Messi da parte, dimenticati, esclusi. I ciclofattorini, negli ultimi due anni emblema dell’economia del lavoretto, sono stati ignorati dai provvedimenti del governo. L’indennità prevista dal decreto Cura Italia, i famosi 600 euro, è riservata a chi ha una partita Iva o una collaborazione coordinata e continuativa, mentre la maggior parte dei rider per volontà delle piattaforme ha una collaborazione occasionale. Per questo i lavoratori su due ruote che vanno avanti e indietro per le città (oggi sempre meno) per consegnare cibo a domicilio nelle case degli italiani, hanno lanciato la campagna social #DimenticatiDaConte, supportati dal Nidil Cgil: ci mettono la faccia nelle foto-petizioni per protestare, per chiedere di essere considerati, aiutati, tutelati. 

Già, perché anche loro come tutti hanno spese mensili da sostenere, un affitto da pagare, le bollette, e poi i pasti da portare a tavola. E come è successo a tanti lavoratori in questo periodo di emergenza, i loro introiti si sono ridotti all’osso. “Molti ristoranti hanno chiuso o interrotto le consegne a domicilio. E questo ha significato un grosso calo del lavoro - spiega Talem Parigi, rider a Firenze e delegato Nidil Cgil, tra gli ideatori della campagna ‘Firenze Riders’ su Facebook -. Dall’altra parte sono aumentati i lavoratori, soprattutto quelli che avevano un altro impiego principale ma che ora su quel fronte sono fermi”. La protesta si sta allargando ad altre città: hanno aderito i ciclofattorini di Napoli, Perugia, Torino, Palermo, Bari. Tutti hanno paura del contagio ma molti non possono fermarsi. 

E così continuano a consegnare a domicilio anche se sono sprovvisti di qualsiasi dispositivo di protezione individuale. In pratica si ritrovano davanti a un ricatto: o lavorano e rischiano, o non lavorano e non guadagnano. E anche se lavorano, oggi come oggi portano al casa quattro spiccioli. “Vogliamo far sapere al governo nazionale e a quello regionale che meritiamo rispetto e tutele come tutti gli altri lavoratori, che anche noi abbiamo delle spese a cui far fronte - racconta Antonio Prisco, rider a Napoli, delegato Nidil Cgil e animatore su Facebook di Riders per Napoli - Pirate Union -. Siamo incastrati dai continui decreti in cui non veniamo considerati da un lato, e le ordinanze emesse dalla Regione Campania dall’altro, che sempre più riducono la possibilità di guadagnare il minimo per sopravvivere in questa crisi”.

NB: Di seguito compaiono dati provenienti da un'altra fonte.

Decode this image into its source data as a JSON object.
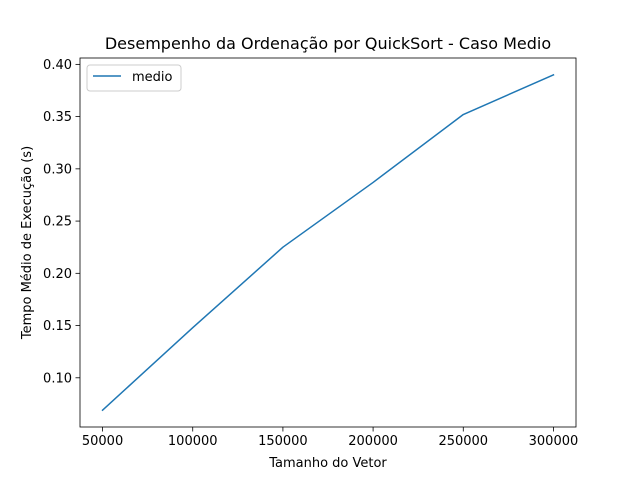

“A Palermo sono presenti diverse compagnie di food delivery - spiega Andrea Gattuso, segretario generale del Nidil Cgil cittadino, dove le preoccupazioni sono amplificate dalle aggressioni dei giorni scorsi -. Quelle che hanno sede sul territorio, come Socialfood e Zangaloro, hanno cominciato a mettere a disposizione guanti, gel e mascherine. Le multinazionali Glovo e Deliveroo invece non hanno fornito ancora nulla. Alcuni fattorini, soprattutto di Glovo, hanno così scelto di fermarsi”. I cartelli con cui i rider si fotografano parlano chiaro: “La spesa non va in quarantena”, “Non ci fermiamo perché non abbiamo alternative”, “Questo lavoro è l'entrata principale per noi e le nostre famiglie”, “Non abbiamo alcun aiuto dallo Stato”, “Noi rider non siamo immuni al Covid 19”.

“Il settore del food delivery in questa fase di emergenza è passato da lavoretto a servizio pubblico essenziale ma ai lavoratori non è stata garantita alcuna tutela - conclude Gattuso -. Per questo Nidil Cgil chiede che vengano attivate misure di sostegno al reddito, utili non solo ad affrontare questo momento di calo di attività, ma anche nel caso in cui i rider, privi di dispositivi, non consegnati dalle società, decidessero di smettere di lavorare”.